The allyl cation can be written as resonance between 2 or even 3 Lewis structures (I II III). Although it looks rather odd, the 3rd structure (III) was found (by Y. Mo in JCP 1996) to weight about 20% in the total wave function.

Quantum chemistry methods normally cannot use such a simple view of the resonance, even in such a simple system. For instance in the traditionnal Valence Bond (VB) formalism the equivalent description would require a much larger number of structure (from a to i although some redondancies push some VB structures to fade away as tentatively represented bellow).

A method for expressing the wave function in the simple terms of Lewis structures is proposed and tested on the allyl cation. This computational scheme is called Valence Bond BOND for Breathing Orbitals Naturally Delocalized, and labelled as VBB. It makes use of a GVB description of each double bond, which ensures that left-right correlation is accounted in each double bond.

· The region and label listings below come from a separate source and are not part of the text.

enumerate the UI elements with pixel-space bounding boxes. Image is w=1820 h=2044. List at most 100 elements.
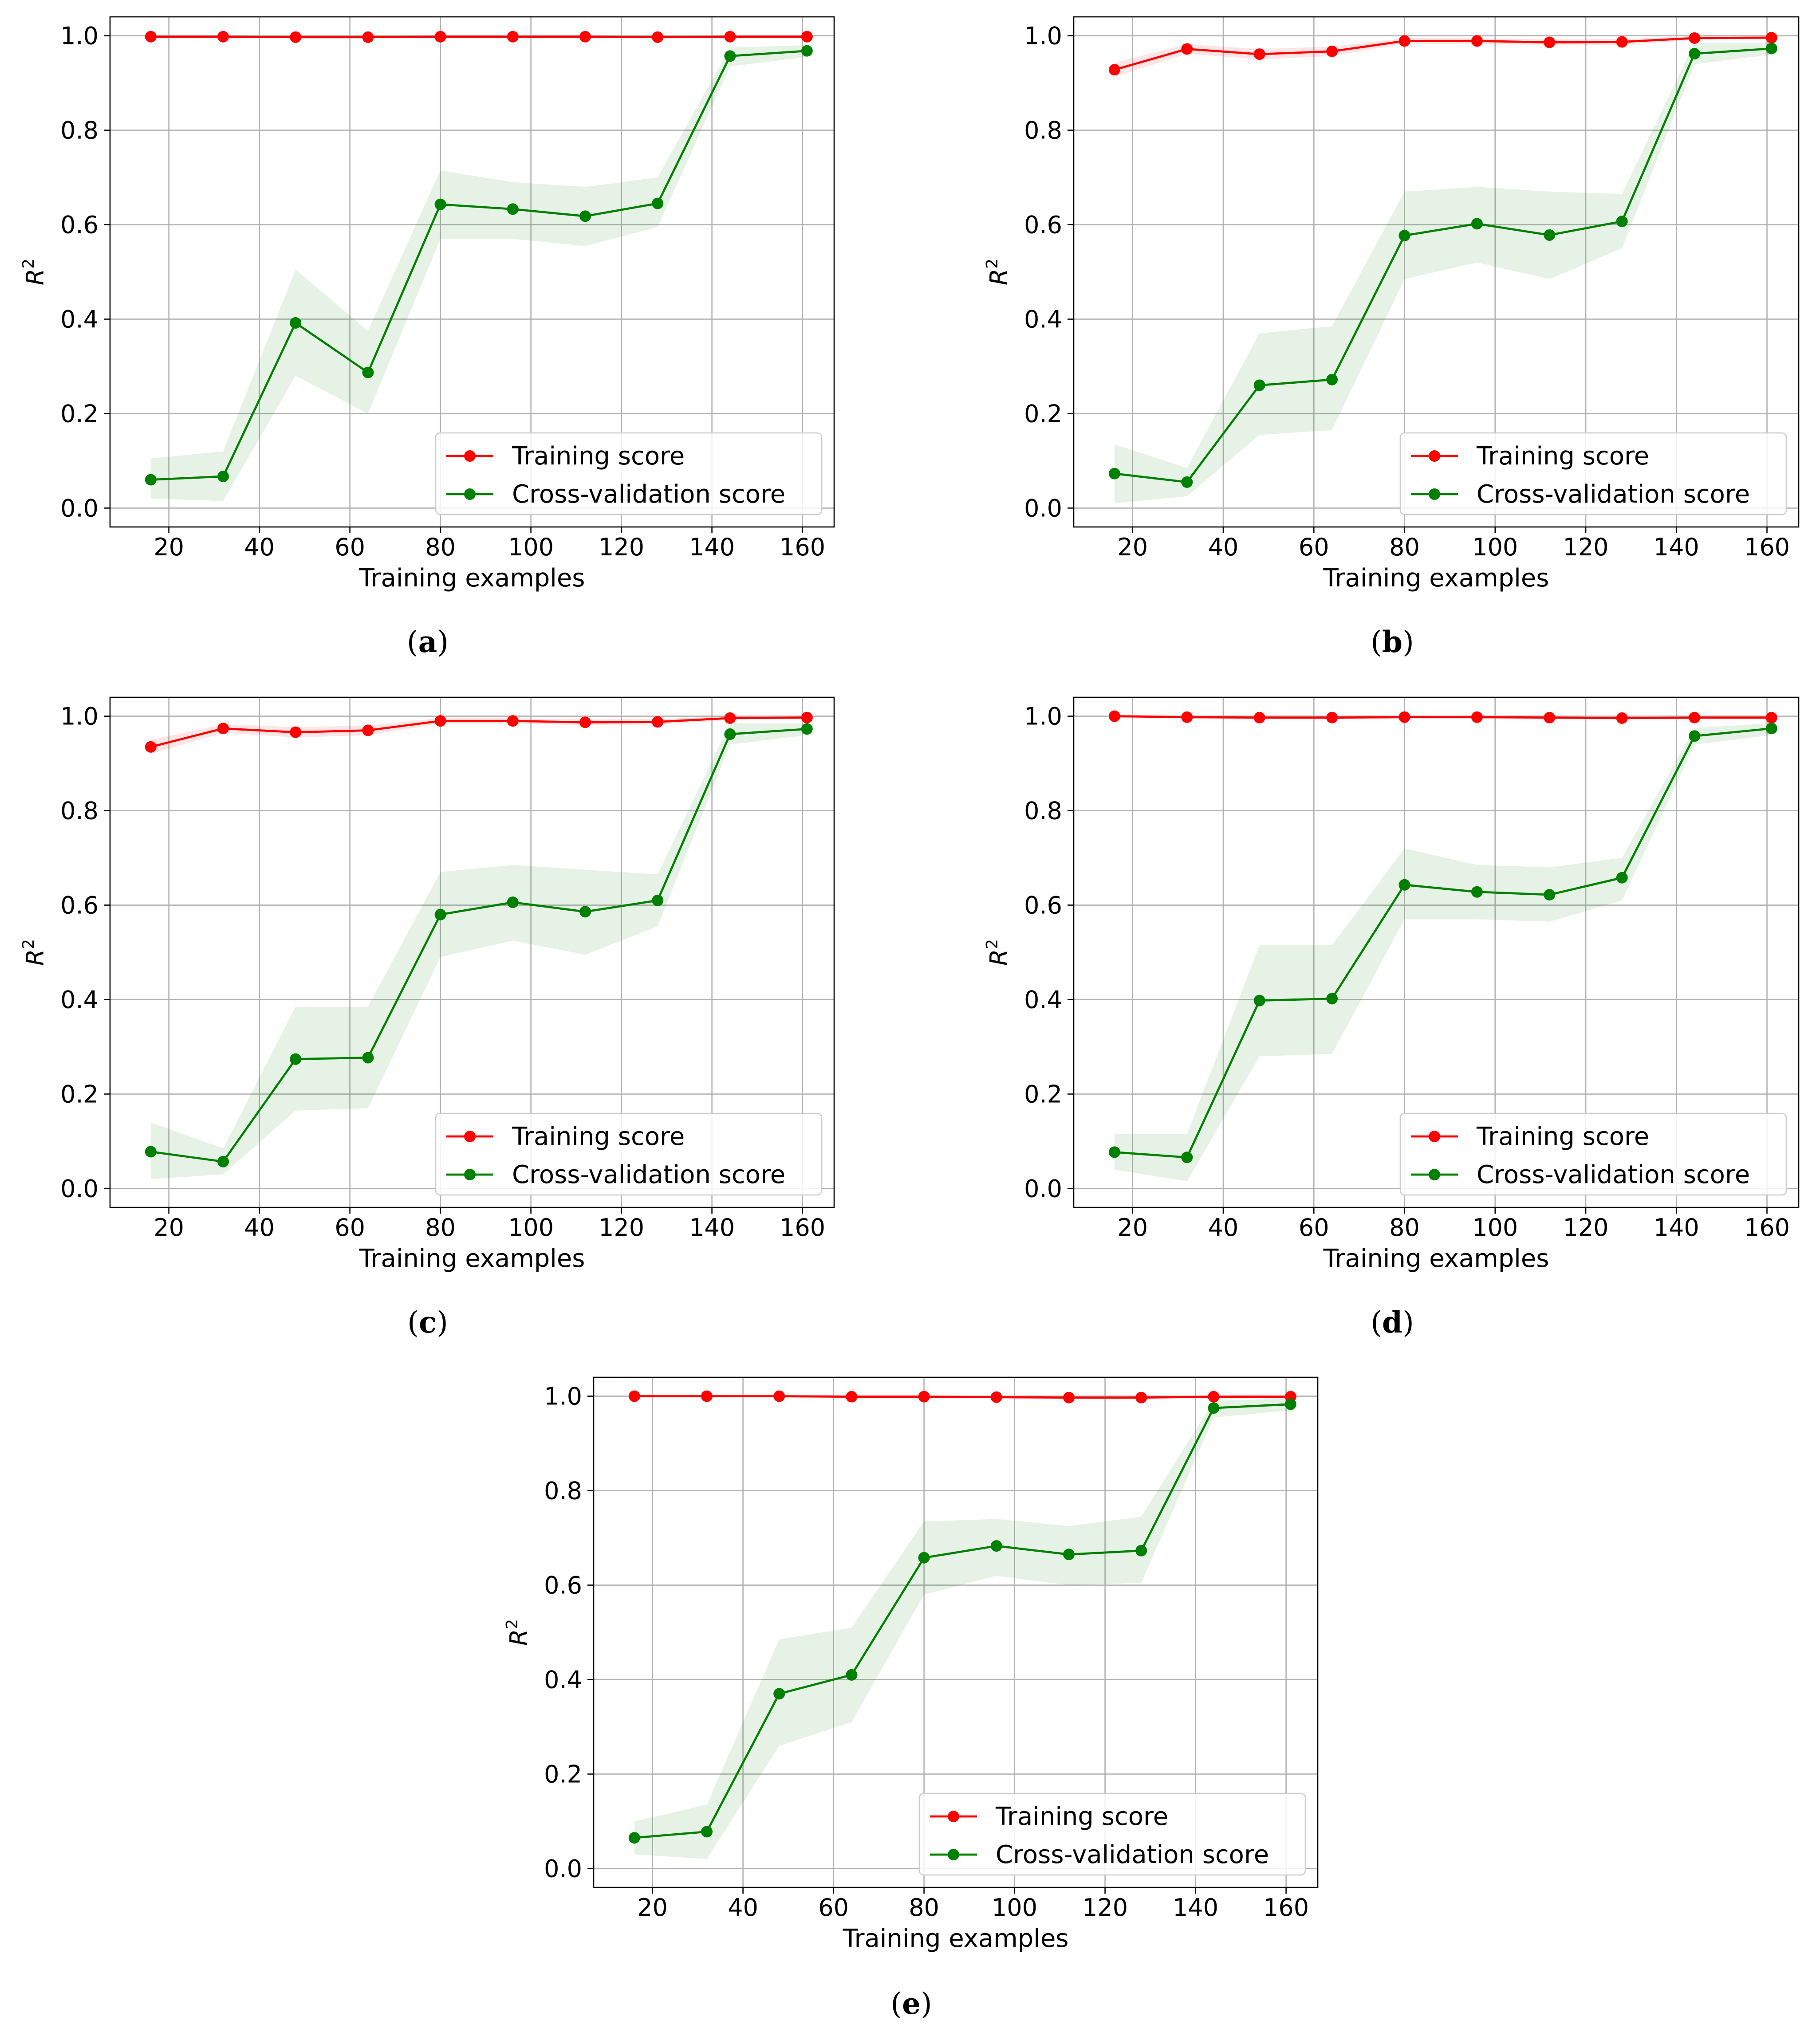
- legend-marker-cv: [1429, 488, 1440, 500]
- cv-score-point: [801, 723, 813, 735]
- y-tick-label: 0.2: [60, 400, 98, 428]
- cv-score-point: [1544, 889, 1556, 901]
- x-tick-label: 160: [780, 1214, 825, 1242]
- legend: Training score Cross-validation score: [1399, 1112, 1787, 1196]
- y-tick-label: 0.4: [60, 305, 98, 333]
- x-tick-label: 60: [1299, 1214, 1329, 1242]
- training-score-point: [434, 715, 446, 727]
- panel-caption: (d): [1371, 1305, 1414, 1340]
- x-tick-label: 160: [780, 533, 825, 561]
- cv-score-point: [1326, 993, 1338, 1005]
- cv-score-point: [1616, 216, 1628, 228]
- y-axis-label: R2: [983, 939, 1013, 966]
- legend-box: [435, 432, 823, 515]
- cv-score-point: [434, 198, 446, 210]
- x-tick-label: 140: [1173, 1894, 1218, 1922]
- training-score-point: [1208, 1391, 1220, 1403]
- x-tick-label: 40: [728, 1894, 758, 1922]
- legend-label-training: Training score: [512, 442, 685, 471]
- x-axis-label: Training examples: [1323, 564, 1549, 593]
- cv-score-point: [1181, 476, 1193, 488]
- training-score-point: [1689, 32, 1701, 44]
- y-axis-label-base: R: [985, 949, 1013, 966]
- x-tick-label: 80: [909, 1894, 939, 1922]
- training-score-point: [1544, 36, 1556, 48]
- y-axis-label-superscript: 2: [20, 259, 38, 269]
- training-score-point: [145, 741, 157, 753]
- x-tick-label: 140: [1654, 533, 1699, 561]
- training-score-point: [1398, 711, 1410, 723]
- y-tick-label: 0.0: [60, 1175, 98, 1203]
- cv-score-point: [1616, 872, 1628, 884]
- x-tick-label: 60: [335, 1214, 365, 1242]
- y-tick-label: 1.0: [60, 22, 98, 50]
- legend: Training score Cross-validation score: [435, 432, 823, 515]
- y-tick-label: 0.4: [60, 986, 98, 1014]
- cv-score-point: [1208, 1402, 1220, 1414]
- panel-caption-letter: d: [1382, 1305, 1402, 1340]
- y-axis-label: R2: [20, 259, 49, 285]
- cv-score-point: [1471, 218, 1483, 230]
- x-axis-label: Training examples: [843, 1924, 1069, 1953]
- legend-label-training: Training score: [1476, 1122, 1649, 1151]
- y-tick-label: 0.6: [60, 892, 98, 920]
- cv-score-point: [579, 906, 591, 918]
- legend-label-cv: Cross-validation score: [512, 480, 785, 509]
- legend-marker-training: [464, 450, 476, 462]
- y-axis-label-superscript: 2: [20, 939, 38, 949]
- cv-score-point: [701, 1826, 713, 1838]
- y-tick-label: 0.0: [1024, 494, 1062, 522]
- training-score-point: [290, 31, 302, 43]
- legend: Training score Cross-validation score: [435, 1112, 823, 1196]
- cv-score-point: [507, 896, 519, 908]
- training-score-line: [634, 1395, 1291, 1399]
- x-tick-label: 60: [335, 533, 365, 561]
- cv-score-point: [1326, 373, 1338, 385]
- cv-score-point: [145, 474, 157, 486]
- panel-caption: (c): [407, 1305, 448, 1340]
- y-tick-label: 0.8: [60, 117, 98, 145]
- training-score-point: [1181, 711, 1193, 723]
- y-tick-label: 0.6: [1024, 211, 1062, 239]
- training-score-point: [507, 31, 519, 43]
- chart-panel-b: 20 40 60 80 100 120 140 160 0.0 0.2 0.4 0.6 0.8 1.0 Tr…: [983, 16, 1800, 659]
- training-score-point: [1689, 711, 1701, 723]
- y-axis-label-base: R: [985, 269, 1013, 286]
- training-score-point: [652, 31, 664, 43]
- panel-caption-letter: e: [902, 1986, 921, 2021]
- panel-caption-letter: a: [418, 625, 437, 659]
- cv-score-point: [1398, 879, 1410, 891]
- x-tick-label: 40: [1208, 533, 1239, 561]
- legend-label-cv: Cross-validation score: [996, 1840, 1269, 1869]
- chart-panel-c: 20 40 60 80 100 120 140 160 0.0 0.2 0.4 0.6 0.8 1.0 Tr…: [20, 696, 835, 1340]
- x-tick-label: 80: [425, 1214, 456, 1242]
- x-tick-label: 20: [154, 1214, 184, 1242]
- cv-score-point: [918, 1552, 930, 1564]
- legend-label-cv: Cross-validation score: [512, 1160, 785, 1189]
- cv-score-point: [507, 203, 519, 215]
- x-tick-label: 60: [1299, 533, 1329, 561]
- x-tick-label: 80: [1389, 1214, 1420, 1242]
- legend-label-training: Training score: [1476, 442, 1649, 471]
- training-score-point: [1765, 31, 1777, 43]
- training-score-point: [1135, 1391, 1147, 1403]
- y-axis-label: R2: [503, 1619, 533, 1646]
- legend: Training score Cross-validation score: [918, 1792, 1306, 1876]
- training-score-point: [507, 715, 519, 727]
- cv-score-point: [724, 50, 736, 62]
- panel-caption: (a): [407, 625, 449, 659]
- chart-panel-a: 20 40 60 80 100 120 140 160 0.0 0.2 0.4 0.6 0.8 1.0 Tr…: [20, 16, 835, 659]
- chart-panel-e: 20 40 60 80 100 120 140 160 0.0 0.2 0.4 0.6 0.8 1.0 Tr…: [503, 1376, 1319, 2021]
- training-score-point: [1398, 35, 1410, 47]
- axes-frame: [593, 1376, 1319, 1888]
- y-tick-label: 0.6: [1024, 892, 1062, 920]
- legend-label-cv: Cross-validation score: [1477, 480, 1750, 509]
- y-tick-label: 0.2: [1024, 400, 1062, 428]
- y-tick-label: 1.0: [60, 703, 98, 731]
- x-axis-label: Training examples: [1323, 1244, 1549, 1273]
- x-tick-label: 160: [1744, 533, 1790, 561]
- y-tick-label: 0.4: [544, 1666, 582, 1694]
- training-score-line: [1114, 715, 1772, 719]
- training-score-point: [579, 716, 591, 728]
- legend-label-training: Training score: [512, 1122, 685, 1151]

The compact VBB wave function gives consistent results with the Breathing Orbital Valence Bond method (BOVB from Hiberty et al) for the resonance energy of the allyl cation (54 and 55 kcal/mol for VBB and BOVB, respectively). The optimization of the σ orbitals, in such a way they adapt to each resonance structure, makes use of the Breathing Orbital Effect. It is shown that this "breathing" of the σ frame is more efficient in the resonant hybrid than in the localized state, so that a resonance energy of 63 kcal/mol is obtained at this level of computation.

The weights found with the VBB method is consistent with the NRT computation results.